When President Bush first made the announcement, I was stunned. Disappointed. Clueless. She wasn't one of the names on "short list" of everyone in the know. Laura (who is an attorney and who clerked for Supreme Court Justice Clarence Thomas) and Hugh (who is a Constitutional Law professor at Chapman University Law School) both had very similar short lists that included Michael Luttig and Michael McConnell. On the day of the nomination, however, it became very clear that Laura and Hugh were headed in opposite directions about the worthiness of Harriet Miers.

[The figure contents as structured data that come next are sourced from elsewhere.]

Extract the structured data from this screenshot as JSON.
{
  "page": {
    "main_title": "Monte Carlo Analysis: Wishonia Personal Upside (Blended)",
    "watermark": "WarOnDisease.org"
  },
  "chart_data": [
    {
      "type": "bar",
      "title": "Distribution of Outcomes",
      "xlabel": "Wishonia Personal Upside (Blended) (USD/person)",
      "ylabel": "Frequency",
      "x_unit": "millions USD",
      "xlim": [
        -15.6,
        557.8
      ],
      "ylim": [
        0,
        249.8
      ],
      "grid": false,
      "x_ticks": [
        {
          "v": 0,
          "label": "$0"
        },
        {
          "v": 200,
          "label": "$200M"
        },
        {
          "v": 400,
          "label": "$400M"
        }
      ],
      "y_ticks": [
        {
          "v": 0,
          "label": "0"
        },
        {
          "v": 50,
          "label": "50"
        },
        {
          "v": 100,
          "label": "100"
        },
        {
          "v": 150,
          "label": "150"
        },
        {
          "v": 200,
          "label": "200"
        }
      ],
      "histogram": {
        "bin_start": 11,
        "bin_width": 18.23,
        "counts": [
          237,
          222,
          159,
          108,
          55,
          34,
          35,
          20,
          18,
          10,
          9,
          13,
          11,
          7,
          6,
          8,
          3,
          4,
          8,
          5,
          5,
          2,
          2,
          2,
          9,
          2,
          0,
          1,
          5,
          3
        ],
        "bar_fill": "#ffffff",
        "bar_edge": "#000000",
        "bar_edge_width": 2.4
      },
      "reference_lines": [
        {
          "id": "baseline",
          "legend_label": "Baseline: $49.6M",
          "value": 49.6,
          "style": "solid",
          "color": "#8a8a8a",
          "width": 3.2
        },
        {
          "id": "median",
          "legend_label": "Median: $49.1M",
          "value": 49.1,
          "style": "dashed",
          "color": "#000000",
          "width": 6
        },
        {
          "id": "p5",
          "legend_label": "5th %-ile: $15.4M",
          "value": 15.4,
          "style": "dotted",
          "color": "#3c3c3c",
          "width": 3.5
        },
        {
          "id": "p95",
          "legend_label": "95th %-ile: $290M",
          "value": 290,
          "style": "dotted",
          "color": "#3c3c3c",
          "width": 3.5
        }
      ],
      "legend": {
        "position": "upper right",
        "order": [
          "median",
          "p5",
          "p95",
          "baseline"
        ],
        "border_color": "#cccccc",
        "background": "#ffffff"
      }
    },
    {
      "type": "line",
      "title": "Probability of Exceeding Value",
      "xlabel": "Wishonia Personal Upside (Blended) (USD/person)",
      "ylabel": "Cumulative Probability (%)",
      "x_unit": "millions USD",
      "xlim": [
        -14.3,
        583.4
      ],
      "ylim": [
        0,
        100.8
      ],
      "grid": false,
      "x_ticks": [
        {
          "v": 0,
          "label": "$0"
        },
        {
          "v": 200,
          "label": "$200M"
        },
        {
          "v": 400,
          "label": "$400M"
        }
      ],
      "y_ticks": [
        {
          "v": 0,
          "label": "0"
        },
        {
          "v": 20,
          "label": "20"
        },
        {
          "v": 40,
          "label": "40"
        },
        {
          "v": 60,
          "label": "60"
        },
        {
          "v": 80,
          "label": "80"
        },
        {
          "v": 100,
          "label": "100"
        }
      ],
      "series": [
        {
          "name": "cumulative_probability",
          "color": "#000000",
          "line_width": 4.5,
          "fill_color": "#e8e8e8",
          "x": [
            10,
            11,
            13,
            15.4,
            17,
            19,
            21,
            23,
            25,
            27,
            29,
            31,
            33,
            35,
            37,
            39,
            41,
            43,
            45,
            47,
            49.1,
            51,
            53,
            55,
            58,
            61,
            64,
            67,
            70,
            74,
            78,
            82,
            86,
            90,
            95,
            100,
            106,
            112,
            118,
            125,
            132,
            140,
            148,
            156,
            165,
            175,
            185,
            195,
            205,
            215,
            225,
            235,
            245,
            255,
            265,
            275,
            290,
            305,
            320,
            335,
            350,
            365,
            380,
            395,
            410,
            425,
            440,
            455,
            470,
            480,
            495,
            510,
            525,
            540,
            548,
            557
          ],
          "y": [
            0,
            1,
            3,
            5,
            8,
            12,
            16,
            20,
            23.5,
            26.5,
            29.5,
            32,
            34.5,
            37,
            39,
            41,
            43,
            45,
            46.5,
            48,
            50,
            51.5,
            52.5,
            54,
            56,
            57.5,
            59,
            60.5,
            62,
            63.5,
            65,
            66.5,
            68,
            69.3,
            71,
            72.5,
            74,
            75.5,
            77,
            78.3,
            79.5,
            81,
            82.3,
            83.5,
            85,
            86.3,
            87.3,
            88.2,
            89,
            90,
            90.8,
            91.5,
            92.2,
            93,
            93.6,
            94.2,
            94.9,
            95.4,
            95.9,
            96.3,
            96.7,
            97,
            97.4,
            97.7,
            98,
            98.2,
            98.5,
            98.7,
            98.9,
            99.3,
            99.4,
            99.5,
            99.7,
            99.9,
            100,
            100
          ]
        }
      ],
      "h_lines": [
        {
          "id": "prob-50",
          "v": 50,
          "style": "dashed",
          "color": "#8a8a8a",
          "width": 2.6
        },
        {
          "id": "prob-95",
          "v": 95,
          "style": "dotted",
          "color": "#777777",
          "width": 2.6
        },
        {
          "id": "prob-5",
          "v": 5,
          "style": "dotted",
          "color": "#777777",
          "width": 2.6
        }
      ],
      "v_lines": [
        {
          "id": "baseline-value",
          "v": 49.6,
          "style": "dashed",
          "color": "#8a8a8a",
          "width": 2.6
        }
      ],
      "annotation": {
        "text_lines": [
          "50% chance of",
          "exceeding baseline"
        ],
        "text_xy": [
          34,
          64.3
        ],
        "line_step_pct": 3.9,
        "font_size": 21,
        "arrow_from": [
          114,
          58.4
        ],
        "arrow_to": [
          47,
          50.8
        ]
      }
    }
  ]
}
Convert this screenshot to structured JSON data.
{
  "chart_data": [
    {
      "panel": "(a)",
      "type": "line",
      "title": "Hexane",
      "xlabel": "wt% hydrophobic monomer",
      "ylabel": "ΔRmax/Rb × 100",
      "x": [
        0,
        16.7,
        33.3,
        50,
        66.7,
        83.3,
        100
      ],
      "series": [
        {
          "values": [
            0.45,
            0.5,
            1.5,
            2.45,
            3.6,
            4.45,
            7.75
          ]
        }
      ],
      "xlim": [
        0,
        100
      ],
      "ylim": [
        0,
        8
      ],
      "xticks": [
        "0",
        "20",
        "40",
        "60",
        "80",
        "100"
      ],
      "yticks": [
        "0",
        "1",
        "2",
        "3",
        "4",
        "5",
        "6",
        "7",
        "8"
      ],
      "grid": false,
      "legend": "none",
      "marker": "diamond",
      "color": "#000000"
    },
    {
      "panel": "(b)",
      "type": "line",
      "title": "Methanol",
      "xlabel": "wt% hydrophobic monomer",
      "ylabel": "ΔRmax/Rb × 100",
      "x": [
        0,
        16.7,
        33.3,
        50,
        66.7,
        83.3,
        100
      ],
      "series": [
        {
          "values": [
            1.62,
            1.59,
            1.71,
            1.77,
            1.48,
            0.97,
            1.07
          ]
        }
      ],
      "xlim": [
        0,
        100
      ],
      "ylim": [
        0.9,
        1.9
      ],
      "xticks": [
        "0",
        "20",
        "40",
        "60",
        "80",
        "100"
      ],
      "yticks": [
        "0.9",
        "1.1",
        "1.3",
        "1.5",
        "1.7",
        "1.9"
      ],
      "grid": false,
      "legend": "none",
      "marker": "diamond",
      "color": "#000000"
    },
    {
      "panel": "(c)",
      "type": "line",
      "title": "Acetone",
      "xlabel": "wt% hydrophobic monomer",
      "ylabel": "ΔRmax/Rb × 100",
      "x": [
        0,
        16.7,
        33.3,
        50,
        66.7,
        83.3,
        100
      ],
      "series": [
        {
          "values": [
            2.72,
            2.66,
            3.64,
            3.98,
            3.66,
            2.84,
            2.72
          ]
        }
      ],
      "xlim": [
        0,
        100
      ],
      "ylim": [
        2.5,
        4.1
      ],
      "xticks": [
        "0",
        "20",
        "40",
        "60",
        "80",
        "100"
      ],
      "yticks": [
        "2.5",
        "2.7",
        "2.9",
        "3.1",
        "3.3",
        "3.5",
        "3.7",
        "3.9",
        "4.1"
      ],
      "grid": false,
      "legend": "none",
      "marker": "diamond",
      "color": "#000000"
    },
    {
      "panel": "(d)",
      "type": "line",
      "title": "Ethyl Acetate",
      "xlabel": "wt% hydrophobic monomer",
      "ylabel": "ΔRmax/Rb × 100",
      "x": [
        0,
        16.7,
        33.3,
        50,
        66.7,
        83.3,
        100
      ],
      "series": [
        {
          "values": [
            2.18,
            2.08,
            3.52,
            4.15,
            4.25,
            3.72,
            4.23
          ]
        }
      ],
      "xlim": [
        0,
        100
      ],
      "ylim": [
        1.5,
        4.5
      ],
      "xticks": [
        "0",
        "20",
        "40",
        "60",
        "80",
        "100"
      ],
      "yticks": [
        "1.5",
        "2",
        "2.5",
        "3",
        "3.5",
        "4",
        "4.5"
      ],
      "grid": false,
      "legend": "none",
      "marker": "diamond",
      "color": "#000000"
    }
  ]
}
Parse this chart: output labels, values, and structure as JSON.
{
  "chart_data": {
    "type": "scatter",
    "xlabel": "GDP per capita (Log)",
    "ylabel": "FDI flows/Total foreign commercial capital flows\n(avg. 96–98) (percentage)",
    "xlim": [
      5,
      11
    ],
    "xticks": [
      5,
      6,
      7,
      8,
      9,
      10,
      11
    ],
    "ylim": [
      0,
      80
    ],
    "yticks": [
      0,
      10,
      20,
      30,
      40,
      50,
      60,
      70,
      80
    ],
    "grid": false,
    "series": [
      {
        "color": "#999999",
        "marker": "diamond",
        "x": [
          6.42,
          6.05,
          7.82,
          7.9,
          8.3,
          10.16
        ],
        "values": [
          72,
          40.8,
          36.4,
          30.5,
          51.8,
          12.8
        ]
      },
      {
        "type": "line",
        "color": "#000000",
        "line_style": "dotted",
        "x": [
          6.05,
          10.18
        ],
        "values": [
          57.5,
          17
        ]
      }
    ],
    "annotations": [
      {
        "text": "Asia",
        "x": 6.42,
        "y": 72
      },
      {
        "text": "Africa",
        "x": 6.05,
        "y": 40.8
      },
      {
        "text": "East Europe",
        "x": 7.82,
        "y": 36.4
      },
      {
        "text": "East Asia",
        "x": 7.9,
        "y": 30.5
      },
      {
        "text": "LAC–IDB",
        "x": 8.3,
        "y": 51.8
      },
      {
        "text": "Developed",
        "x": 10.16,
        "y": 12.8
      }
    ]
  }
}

I remained hopelessly undecided.
Until this past Thursday.
I've listened to Laura and Hugh on the radio for the past couple weeks, listened to the guests they had on their shows to talk about the nomination and the nominee, and read the arguments on both sides of the question. It wasn't until Thursday on my drive to work that I realized I had left the ranks of the undecided. Laura was talking against the nomination, and I turned my car radio off, because I couldn't listen anymore.
When Laura was coming back from a break, they played a sound clip from a debate between Justice Scalia and Justice Breyer. Scalia was telling Breyer that Breyer only selected those decisions made by international courts that supported Breyer's views and ignored the others.
When Laura started talking about the Miers nomination, she quoted John Fund, Bill Kristol, and other opponents of Miers. But she didn't mention Fred Barnes, Hugh Hewitt, Ken Starr, or Jay Sekulow, all of whom support the Miers nomination. She was doing exactly the same picking and choosing that she criticized Breyer of doing when she played the Scalia/Breyer debate sound bite.
In the end, I found Hugh's arguments more compelling. Constitutional law is not rocket science. The Constitution is short and quickly read--even with all those ammendments--and it's fairly easy to understand. Since conservatives are looking for an originalist or a strict constructionist (someone who will look to the Constitution itself and not make stuff up that the Constitution doesn't say), then we don't need a nominee who has spent his or her entire career analyzing the kind of constitutional case law that determines that localized endangered toads threatened by a housing development somehow fall under the interstate commerce provisions of the Constitution.
Since the Constitution isn't that hard, and the constitutional legal establishment is starting to sound like they're suffering from some intellectual inbreeding, now seems like as good a time as any for some fresh blood to be introduced into the "family." Provided that the fresh blood is sharp and capable. Hugh has posted emails and links to blogs that have spelled out the stellar qualities of Harriet Miers. Here's just one of those posts.
It seems to me, based on the instantaneous reaction against Miers' nomination, followed still by relentless opposition, that Laura and her fellow opponents are pouting over not having got their way. They knew who they wanted (Luttig or McConnell or Owens or Jones) and they didn't get it and they're looking for justification for their anger.
If their opposition came after the hearings, then I might give more weight to their arguments.
As it is, I would advise Laura and her friends to reread the Constitution. The last time I looked, it didn't give the power to nominate judges to the leading loyal members of the President's political party. The Constitution gave that power to the President alone, and he has exercised it.
So to paraphrase the title of a wonderful book, "Shut Up and Broadcast," Laura.